The annotation can be used to overwrite this global limit: Function inlining can be enforced if no argument is specified. Inlining will be disabled if 0
is specified.
Example:
(: disable function inlining; the full stack trace will be shown... :)
declare %basex:inline(0) function local:e() { error() };
local:e()
Result:
Stopped at query.xq, 1/53:
[FOER0000] Halted on error().
Stack Trace:
- query.xq, 2/9
Lazy Evaluation[edit]
%basex:lazy
enforces lazy evaluation of a global variable. An example:
Example:
declare %basex:lazy variable $january := doc('does-not-exist.xml');
if(month-from-date(current-date()) = 1) then $january else ()

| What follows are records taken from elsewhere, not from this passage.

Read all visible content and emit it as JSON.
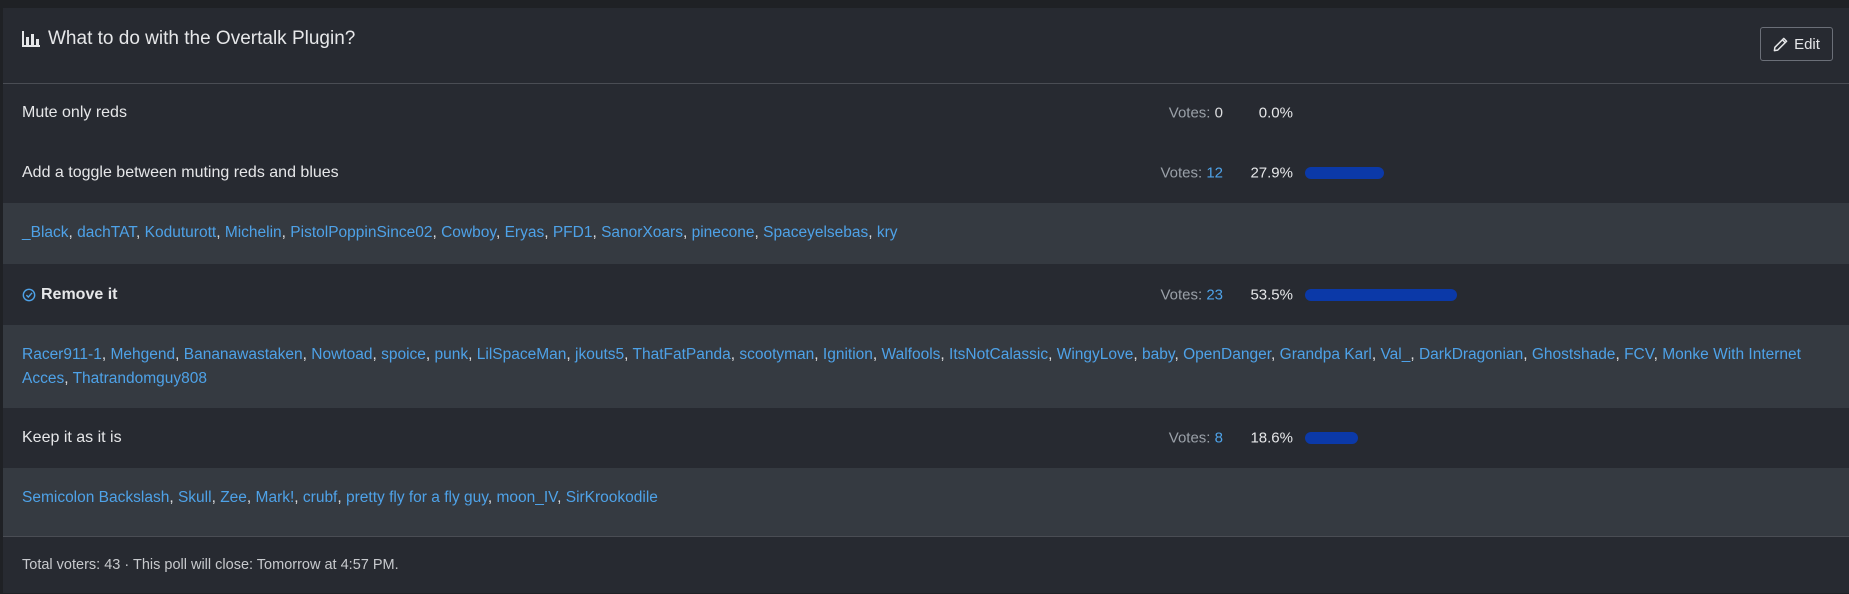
{
  "poll": {
    "title": "What to do with the Overtalk Plugin?",
    "edit_label": "Edit",
    "votes_label": "Votes: ",
    "options": [
      {
        "label": "Mute only reds",
        "votes": "0",
        "percent": "0.0%",
        "fraction": 0.0,
        "selected": false,
        "voters": []
      },
      {
        "label": "Add a toggle between muting reds and blues",
        "votes": "12",
        "percent": "27.9%",
        "fraction": 0.279,
        "selected": false,
        "voters": [
          "_Black",
          "dachTAT",
          "Koduturott",
          "Michelin",
          "PistolPoppinSince02",
          "Cowboy",
          "Eryas",
          "PFD1",
          "SanorXoars",
          "pinecone",
          "Spaceyelsebas",
          "kry"
        ]
      },
      {
        "label": "Remove it",
        "votes": "23",
        "percent": "53.5%",
        "fraction": 0.535,
        "selected": true,
        "voters": [
          "Racer911-1",
          "Mehgend",
          "Bananawastaken",
          "Nowtoad",
          "spoice",
          "punk",
          "LilSpaceMan",
          "jkouts5",
          "ThatFatPanda",
          "scootyman",
          "Ignition",
          "Walfools",
          "ItsNotCalassic",
          "WingyLove",
          "baby",
          "OpenDanger",
          "Grandpa Karl",
          "Val_",
          "DarkDragonian",
          "Ghostshade",
          "FCV",
          "Monke With Internet Acces",
          "Thatrandomguy808"
        ]
      },
      {
        "label": "Keep it as it is",
        "votes": "8",
        "percent": "18.6%",
        "fraction": 0.186,
        "selected": false,
        "voters": [
          "Semicolon Backslash",
          "Skull",
          "Zee",
          "Mark!",
          "crubf",
          "pretty fly for a fly guy",
          "moon_IV",
          "SirKrookodile"
        ]
      }
    ],
    "footer": {
      "total_label": "Total voters:",
      "total": "43",
      "close_text": "· This poll will close: Tomorrow at 4:57 PM."
    }
  },
  "colors": {
    "accent": "#4ea2e8",
    "bar": "#0b39a8",
    "background": "#272a31",
    "voters_background": "#353a41"
  }
}
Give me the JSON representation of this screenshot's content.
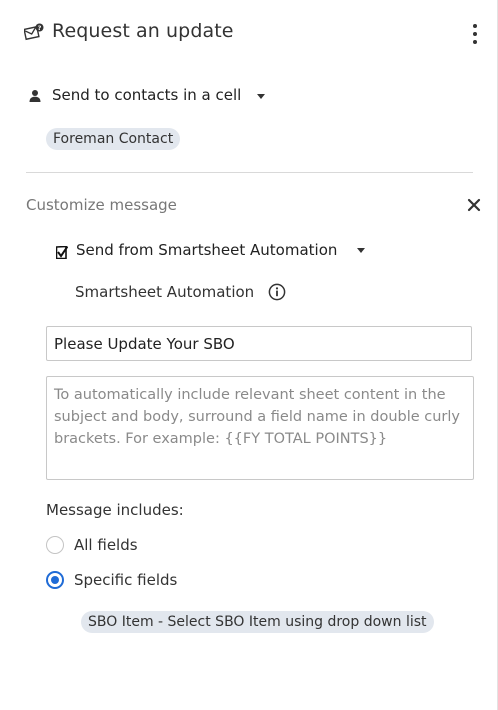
{
  "header": {
    "title": "Request an update",
    "icon": "mail-notification-icon",
    "menu_icon": "more-vertical-icon"
  },
  "recipients": {
    "label": "Send to contacts in a cell",
    "icon": "person-icon",
    "chips": [
      "Foreman Contact"
    ]
  },
  "customize": {
    "label": "Customize message",
    "close_icon": "close-icon",
    "send_from": {
      "label": "Send from Smartsheet Automation",
      "icon": "smartsheet-check-icon"
    },
    "sender_name": "Smartsheet Automation",
    "info_icon": "info-icon",
    "subject": {
      "value": "Please Update Your SBO"
    },
    "body": {
      "value": "",
      "placeholder": "To automatically include relevant sheet content in the subject and body, surround a field name in double curly brackets. For example: {{FY TOTAL POINTS}}"
    }
  },
  "includes": {
    "label": "Message includes:",
    "options": [
      {
        "label": "All fields",
        "selected": false
      },
      {
        "label": "Specific fields",
        "selected": true
      }
    ],
    "fields": [
      "SBO Item - Select SBO Item using drop down list"
    ]
  },
  "colors": {
    "accent": "#1f6bd6",
    "chip_bg": "#e2e7ee",
    "muted_text": "#777777"
  }
}
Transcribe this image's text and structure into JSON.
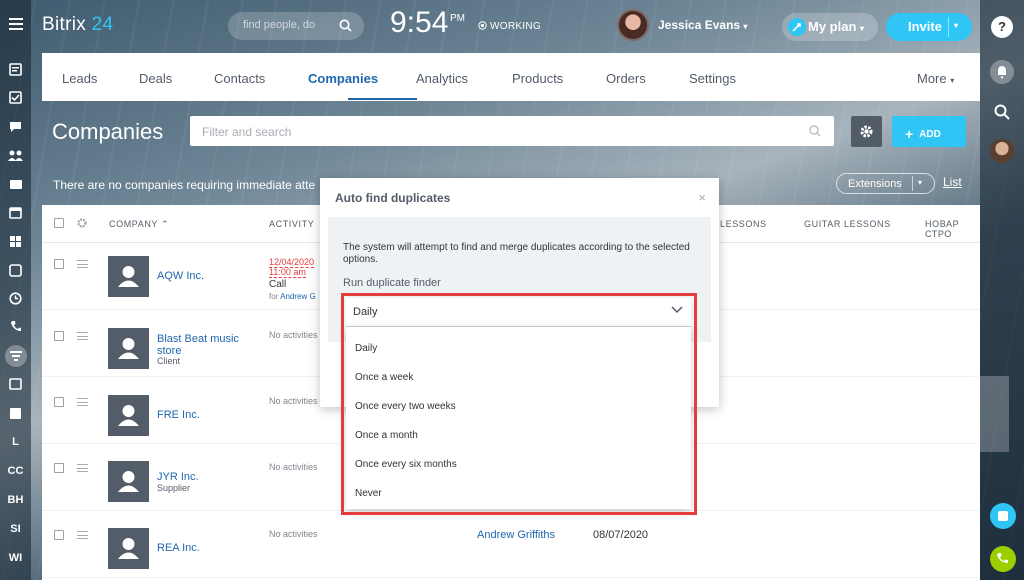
{
  "app": {
    "logo_text": "Bitrix",
    "logo_num": "24"
  },
  "topbar": {
    "search_placeholder": "find people, do",
    "time": "9:54",
    "ampm": "PM",
    "status": "WORKING",
    "user_name": "Jessica Evans",
    "my_plan": "My plan",
    "invite": "Invite"
  },
  "left_sidebar": {
    "labels": [
      "L",
      "CC",
      "BH",
      "SI",
      "WI"
    ]
  },
  "nav": {
    "tabs": [
      "Leads",
      "Deals",
      "Contacts",
      "Companies",
      "Analytics",
      "Products",
      "Orders",
      "Settings"
    ],
    "active": "Companies",
    "more": "More"
  },
  "page": {
    "title": "Companies",
    "filter_placeholder": "Filter and search",
    "add_label": "ADD",
    "notice": "There are no companies requiring immediate atte",
    "extensions": "Extensions",
    "list_view": "List"
  },
  "grid": {
    "headers": [
      "COMPANY",
      "ACTIVITY",
      "LESSONS",
      "GUITAR LESSONS",
      "НОВАР СТРО"
    ],
    "rows": [
      {
        "name": "AQW Inc.",
        "type": "",
        "activity_date": "12/04/2020",
        "activity_time": "11:00 am",
        "activity_kind": "Call",
        "activity_for_prefix": "for",
        "activity_for": "Andrew G",
        "responsible": "",
        "date": ""
      },
      {
        "name": "Blast Beat music store",
        "type": "Client",
        "activity": "No activities",
        "responsible": "",
        "date": ""
      },
      {
        "name": "FRE Inc.",
        "type": "",
        "activity": "No activities",
        "responsible": "",
        "date": ""
      },
      {
        "name": "JYR Inc.",
        "type": "Supplier",
        "activity": "No activities",
        "responsible": "",
        "date": ""
      },
      {
        "name": "REA Inc.",
        "type": "",
        "activity": "No activities",
        "responsible": "Andrew Griffiths",
        "date": "08/07/2020"
      }
    ]
  },
  "modal": {
    "title": "Auto find duplicates",
    "description": "The system will attempt to find and merge duplicates according to the selected options.",
    "field_label": "Run duplicate finder",
    "selected": "Daily",
    "options": [
      "Daily",
      "Once a week",
      "Once every two weeks",
      "Once a month",
      "Once every six months",
      "Never"
    ]
  },
  "colors": {
    "accent": "#2fc6f6",
    "link": "#2067b0",
    "highlight_border": "#e33d3d"
  }
}
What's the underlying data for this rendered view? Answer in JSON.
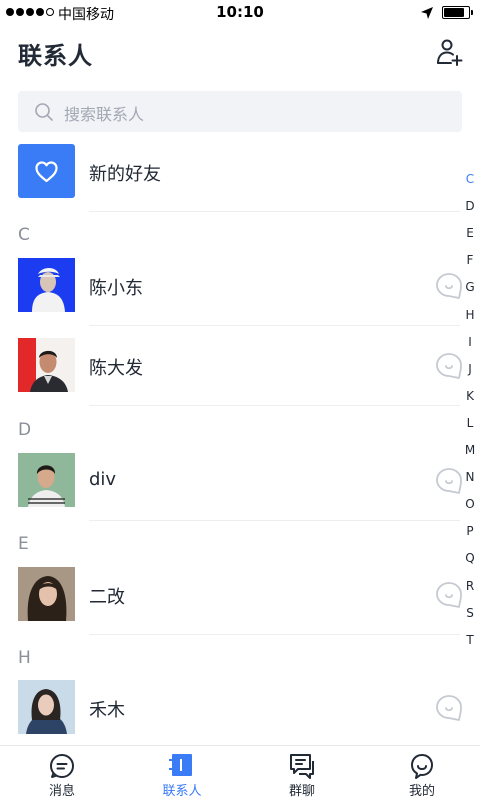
{
  "status_bar": {
    "carrier": "中国移动",
    "time": "10:10",
    "battery_level": 0.85
  },
  "header": {
    "title": "联系人",
    "add_icon": "add-user-icon"
  },
  "search": {
    "placeholder": "搜索联系人",
    "icon": "search-icon"
  },
  "new_friends": {
    "label": "新的好友",
    "icon": "heart-icon",
    "color": "#3a7bf6"
  },
  "sections": [
    {
      "letter": "C",
      "contacts": [
        {
          "name": "陈小东"
        },
        {
          "name": "陈大发"
        }
      ]
    },
    {
      "letter": "D",
      "contacts": [
        {
          "name": "div"
        }
      ]
    },
    {
      "letter": "E",
      "contacts": [
        {
          "name": "二改"
        }
      ]
    },
    {
      "letter": "H",
      "contacts": [
        {
          "name": "禾木"
        }
      ]
    }
  ],
  "index_bar": [
    "C",
    "D",
    "E",
    "F",
    "G",
    "H",
    "I",
    "J",
    "K",
    "L",
    "M",
    "N",
    "O",
    "P",
    "Q",
    "R",
    "S",
    "T"
  ],
  "index_active": "C",
  "tab_bar": [
    {
      "label": "消息",
      "icon": "message-icon"
    },
    {
      "label": "联系人",
      "icon": "contacts-icon"
    },
    {
      "label": "群聊",
      "icon": "group-chat-icon"
    },
    {
      "label": "我的",
      "icon": "profile-icon"
    }
  ],
  "active_tab": "联系人",
  "colors": {
    "accent": "#3a7bf6",
    "text": "#222a36",
    "muted": "#8a8f99",
    "search_bg": "#f1f3f7"
  }
}
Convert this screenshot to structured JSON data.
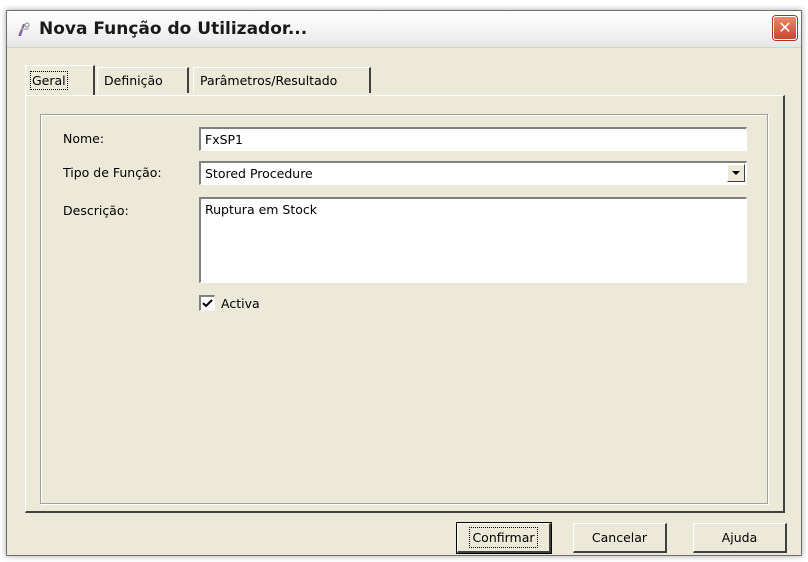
{
  "window": {
    "title": "Nova Função do Utilizador...",
    "close_glyph": "✕"
  },
  "tabs": [
    {
      "label": "Geral",
      "active": true
    },
    {
      "label": "Definição",
      "active": false
    },
    {
      "label": "Parâmetros/Resultado",
      "active": false
    }
  ],
  "form": {
    "nome_label": "Nome:",
    "nome_value": "FxSP1",
    "tipo_label": "Tipo de Função:",
    "tipo_value": "Stored Procedure",
    "descricao_label": "Descrição:",
    "descricao_value": "Ruptura em Stock",
    "activa_label": "Activa",
    "activa_checked": true
  },
  "buttons": {
    "confirmar": "Confirmar",
    "cancelar": "Cancelar",
    "ajuda": "Ajuda"
  },
  "icons": {
    "app": "function-icon",
    "close": "close-icon",
    "dropdown": "chevron-down-icon",
    "check": "checkmark-icon"
  }
}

The annotation ensures that an error is only raised if the condition yields true. Without the annotation, the error is always raised if the referenced document is not found.
XQuery Locks[edit]
In analogy with option declarations and pragmas, locks can also set via annotations. See Transaction Management for details and examples.
Namespaces[edit]
In XQuery, some namespaces are statically bound to prefixes. The following query requires no additional namespaces declarations in the query prolog:
<xml:abc xmlns:prefix='uri' local:fn='x'/>,
fn:exists(1)
In BaseX, various other namespaces are predefined. Apart from the namespaces that are listed on the Module Library page, the following namespaces are statically bound:
Description | Prefix | Namespace URI |
---|---|---|
BaseX Annotations, Pragmas, … | basex
|
http://basex.org
|
RESTXQ: Input Options | input
|
http://basex.org/modules/input
|
EXPath Packages | pkg
|
http://expath.org/ns/pkg
|
XQuery Errors | err
|
http://www.w3.org/2005/xqt-errors
|
Serialization | output
|
http://www.w3.org/2010/xslt-xquery-serialization
|
Suffixes[edit]
In BaseX, files with the suffixes .xq
, .xqm
, .xqy
, .xql
, .xqu
and .xquery
are treated as XQuery files. In XQuery, there are main and library modules:
- Main modules have an expression as query body. Here is a minimum example:
'Hello World!'
- Library modules start with a module namespace declaration and have no query body:
module namespace hello = 'http://basex.org/examples/hello';
declare function hello:world() {
'Hello World!'
};
We recommend .xq
as suffix for for main modules, and .xqm
for library modules. However, the actual module type will dynamically be detected when a file is opened and parsed.
Miscellaneous[edit]
Various other extensions are described in the articles on XQuery Full Text and XQuery Update.
Changelog[edit]
- Version 11
- Removed: Elvis operator
?:
, in favor of the newotherwise
expression. - Updated: Renamed from
non-deterministic
tonondeterministic
.
- Version 9.1
- Added: New Expressions: Ternary if, elvis Operator, if without else
- Added: XQuery Locks via pragmas and function annotations.
- Added: Regular Expressions,
j
flag for using Java’s default regex parser.